Now she also dabbles in playwriting and rap, and is in the band Sound of Rum. On the day she won the Ted Hughes award, she arrived straight from Holloway women's prison where inmates had been watching her perform. "I finished one poem and they just started hollering. I realised that these phrases, which were never supposed to be about incarceration, were exactly about that. They were just landing in this particular way because of where I was and who I was talking to."

Not all the responses to her work have been positive. The poet Nathan A Thompson wrote in the Independent last month that most performed poems "are not strong enough to be published in even minor poetry journals". Tempest says: "One university lecturer played a video of me performing What We Came After, ironically a poem about reclaiming language from the academies. Then he read the poem out himself and said, 'See it's not a poem, because when I read it, it doesn't sound like that. So she's not a poet and 100 years from now no one will know who she is.'"

That's pretty dark. "I know, right!" she says, half-laughing. "People think if you're a performance poet you can get away with being a shit poet because you're a good performer. But there's nothing more wonderful than being told a story by somebody and being able to tell that they're genuine."

Something about Tempest's manner, even in conversation, gives you the sense of immediate intimacy. She says she puts everything into her poetry, but is she also the sort of person other people want to tell their secrets to?

"Yes. All the time. And total strangers. When you're just on stage … you're saying this stuff about what you've been through or where you're going or how you feel.

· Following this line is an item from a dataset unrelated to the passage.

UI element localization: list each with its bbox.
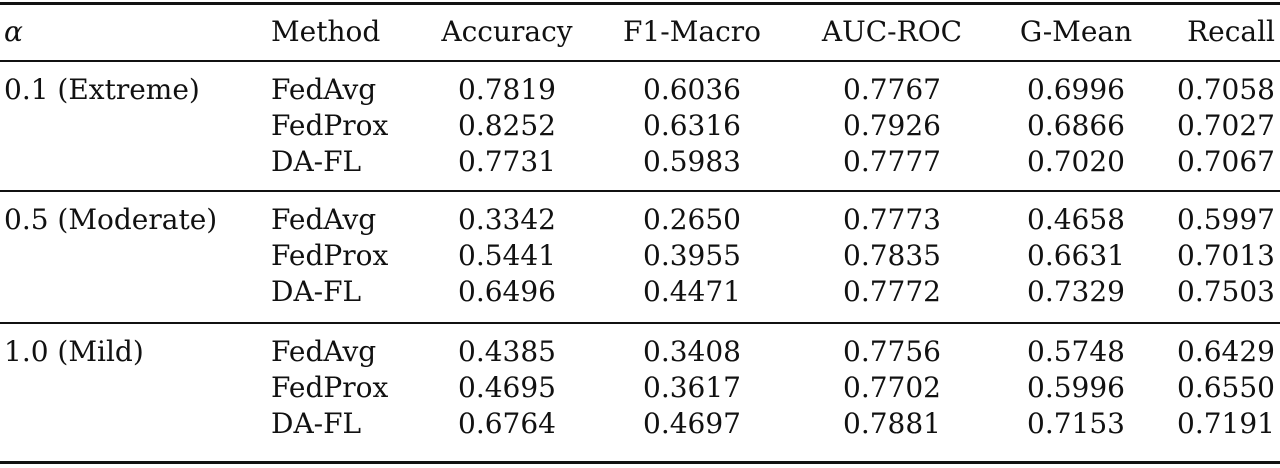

So many people come over and say, 'I've been through this too.' People just want to talk. It's weird, when I've just come off stage and you're trying to have a really serious heart-to-heart with a stranger but someone else is waiting to have another heart-to-heart. Sometimes I wake up the next day after a gig and think: 'What the fuck did I tell all those people?'"

We head to Tempest's performance. Her poem is inspired by Leo Villareal's Cylinder II, and, without showing disrespect to the art, she questions the whole notion of looking at light in a darkened room when so much is going on outside. "In here, I'd stared at the lights until my eyes hurt, And it felt like shopping or watching adverts. Out there, with the sky and the space I could see. The colours and shapes and they burned bright for me."

When she has finished the whole atmosphere of the exhibition has changed. Whatever conclusion the crowd might have drawn, what's striking is that Tempest's poem couldn't be ignored: the conviction and drama of her performance forced a reaction and coloured the rest of the evening.

Performance poetry is a form shaped by John Cooper Clarke, Gil Scott-Heron and Linton Kwesi Johnson, but not yet canonised as one of the major arts. Perhaps the most exciting thing about Tempest is how unclear her future is. Unlike Skinner or Ginsberg, she is playing not just with thoughts and verse, but the conventions of performance itself.